Do you find yourself saying, “Oh well, I didn’t mean to be so mean in that argument, but he knows I didn’t mean it.” NO. Get up, go apologize, make it right now (if you can). And next time don’t say such a thing or talk in such a way. Because those occasional harsh or untrue or exaggerated words pile up in 10 years and become a big pile of ruined relationships. Or a stalled career. Or an addiction. Or a mountain that used to be a molehill. I have a treasured note from my parents that has hung on our fridge since our wedding - "Mom and Dad's Two Cent Road Map to Happiness." Simple, but profound ways to make a relationship work through daily, intentional acts of respect, praise, communication, and forgiveness. You can read it below, and I can guarantee if you implement it, your relationships will improve. Train your mind to know that "small" things are actually not small at all when they add up to the compilation that is your life. "But won't it be exhausting??" you ask. "Besides, I am tired, or grumpy, or I was wronged or overlooked, or treated badly and I 'deserve' this reaction." Are you? Do you? Are you tired and grumpy and wronged enough to sabotage yourself?? The reality is, when you do manage to interrupt that "normal" behavior or way of thinking with doing something more positive that pushes you toward your future-you goal, it actually becomes so much easier to do it the next time and then the next, and the next….

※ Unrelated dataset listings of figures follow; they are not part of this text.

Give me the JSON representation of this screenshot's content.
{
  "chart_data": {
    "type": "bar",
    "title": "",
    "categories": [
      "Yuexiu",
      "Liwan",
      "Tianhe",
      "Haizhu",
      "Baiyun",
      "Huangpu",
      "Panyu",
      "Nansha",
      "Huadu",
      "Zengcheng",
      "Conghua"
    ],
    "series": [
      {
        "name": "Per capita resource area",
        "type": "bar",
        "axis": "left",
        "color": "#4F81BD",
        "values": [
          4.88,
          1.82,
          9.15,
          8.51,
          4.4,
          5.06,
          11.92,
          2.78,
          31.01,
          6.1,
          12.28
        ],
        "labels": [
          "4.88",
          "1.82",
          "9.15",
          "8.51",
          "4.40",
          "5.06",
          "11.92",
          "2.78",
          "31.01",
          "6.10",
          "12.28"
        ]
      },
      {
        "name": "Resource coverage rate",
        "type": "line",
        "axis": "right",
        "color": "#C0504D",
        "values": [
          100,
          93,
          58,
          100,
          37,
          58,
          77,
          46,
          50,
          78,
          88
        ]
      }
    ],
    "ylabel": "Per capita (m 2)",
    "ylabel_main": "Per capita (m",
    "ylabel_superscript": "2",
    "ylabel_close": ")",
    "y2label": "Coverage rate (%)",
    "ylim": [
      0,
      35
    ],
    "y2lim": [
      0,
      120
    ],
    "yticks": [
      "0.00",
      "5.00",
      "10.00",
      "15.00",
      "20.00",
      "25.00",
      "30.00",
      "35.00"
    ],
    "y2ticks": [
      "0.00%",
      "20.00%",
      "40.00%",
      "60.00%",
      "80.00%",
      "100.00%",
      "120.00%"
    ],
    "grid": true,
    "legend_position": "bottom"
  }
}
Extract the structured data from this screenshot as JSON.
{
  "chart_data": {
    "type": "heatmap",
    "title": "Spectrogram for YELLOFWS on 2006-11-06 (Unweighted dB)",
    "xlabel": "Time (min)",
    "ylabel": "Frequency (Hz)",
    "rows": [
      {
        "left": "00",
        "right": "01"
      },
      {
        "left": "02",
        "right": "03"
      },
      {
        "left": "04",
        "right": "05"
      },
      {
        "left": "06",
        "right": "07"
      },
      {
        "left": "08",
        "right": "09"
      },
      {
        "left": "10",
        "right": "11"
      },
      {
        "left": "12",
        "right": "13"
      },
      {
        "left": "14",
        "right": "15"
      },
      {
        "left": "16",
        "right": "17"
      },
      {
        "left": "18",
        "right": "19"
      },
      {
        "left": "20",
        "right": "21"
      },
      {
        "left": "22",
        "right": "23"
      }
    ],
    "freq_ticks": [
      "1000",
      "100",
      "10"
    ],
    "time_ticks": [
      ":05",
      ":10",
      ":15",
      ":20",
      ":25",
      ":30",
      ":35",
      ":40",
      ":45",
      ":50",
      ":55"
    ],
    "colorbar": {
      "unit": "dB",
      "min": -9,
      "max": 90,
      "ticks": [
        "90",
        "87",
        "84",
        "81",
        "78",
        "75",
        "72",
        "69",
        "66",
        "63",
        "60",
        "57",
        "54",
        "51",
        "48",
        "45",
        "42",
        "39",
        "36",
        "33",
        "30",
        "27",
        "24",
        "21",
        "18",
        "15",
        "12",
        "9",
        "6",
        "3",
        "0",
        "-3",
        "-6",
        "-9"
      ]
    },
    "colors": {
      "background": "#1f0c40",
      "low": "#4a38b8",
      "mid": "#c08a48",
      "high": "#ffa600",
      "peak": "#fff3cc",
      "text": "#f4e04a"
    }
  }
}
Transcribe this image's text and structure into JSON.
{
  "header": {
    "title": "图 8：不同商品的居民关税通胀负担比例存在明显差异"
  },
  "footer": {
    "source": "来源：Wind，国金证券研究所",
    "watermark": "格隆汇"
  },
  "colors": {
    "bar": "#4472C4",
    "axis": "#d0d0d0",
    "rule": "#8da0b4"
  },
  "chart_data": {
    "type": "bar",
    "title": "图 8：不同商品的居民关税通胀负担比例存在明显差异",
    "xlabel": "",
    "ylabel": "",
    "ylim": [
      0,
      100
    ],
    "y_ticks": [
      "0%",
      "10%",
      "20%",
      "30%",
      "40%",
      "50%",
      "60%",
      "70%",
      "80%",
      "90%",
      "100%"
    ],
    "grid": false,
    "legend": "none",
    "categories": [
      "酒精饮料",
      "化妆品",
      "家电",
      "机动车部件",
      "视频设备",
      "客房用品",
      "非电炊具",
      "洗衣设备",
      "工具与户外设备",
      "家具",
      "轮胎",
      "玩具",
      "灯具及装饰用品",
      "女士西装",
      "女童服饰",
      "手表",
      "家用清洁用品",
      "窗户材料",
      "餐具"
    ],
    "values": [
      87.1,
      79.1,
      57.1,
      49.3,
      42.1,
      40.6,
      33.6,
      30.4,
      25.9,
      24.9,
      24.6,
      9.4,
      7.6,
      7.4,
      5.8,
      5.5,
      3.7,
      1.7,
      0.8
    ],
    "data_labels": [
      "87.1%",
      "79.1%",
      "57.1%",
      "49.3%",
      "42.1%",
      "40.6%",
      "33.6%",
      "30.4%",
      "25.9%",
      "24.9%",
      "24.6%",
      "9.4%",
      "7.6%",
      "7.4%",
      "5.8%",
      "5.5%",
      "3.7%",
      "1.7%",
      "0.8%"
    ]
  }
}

I am unsure yet how the book ends - romantically or realistically - but I do already know that taking steps to avoid regret is way easier than living with it or trying to fix it later. If we can all just see past the current day, current tiredness, current bad mood, or current situation, and actually choose to act differently today to avoid something unwanted later...wouldn't that be the ticket?? It seems so obvious and easy, I know. Until that snappy comeback from your partner is right in your face and you already have yours ready to fly. But. Don't. Do. It. Stop the madness right there. Prevent it right now, in this moment, from seeping into your relationship. Even when you're irritated (not a justification), or mad (not a justification), or tired (not a justification), or hungry (still not a justification), or even...and hear this... when you're DRIVING (still. not. a. justification.).

Takeaway point: Don't forget to remember to not sabotage your future!

Comments

  1. For me, regrets are the ultimate happiness killer. I try to live on purpose (now there's a catchy phrase) in a way that evaluates every action for its potential for regret. The wisdom of every thing we do, words we speak, or decisions we make, can be assesed by simply asking, "How might I regret this later?" If you can already see potential regrets looming in the future, listen to your wisdom alarm. Test everything against the golden rule. You do not want to start future sentences with, "If only I had ________".

    ReplyDelete
  2. Our phrase for this year, is to live in the present in His presence.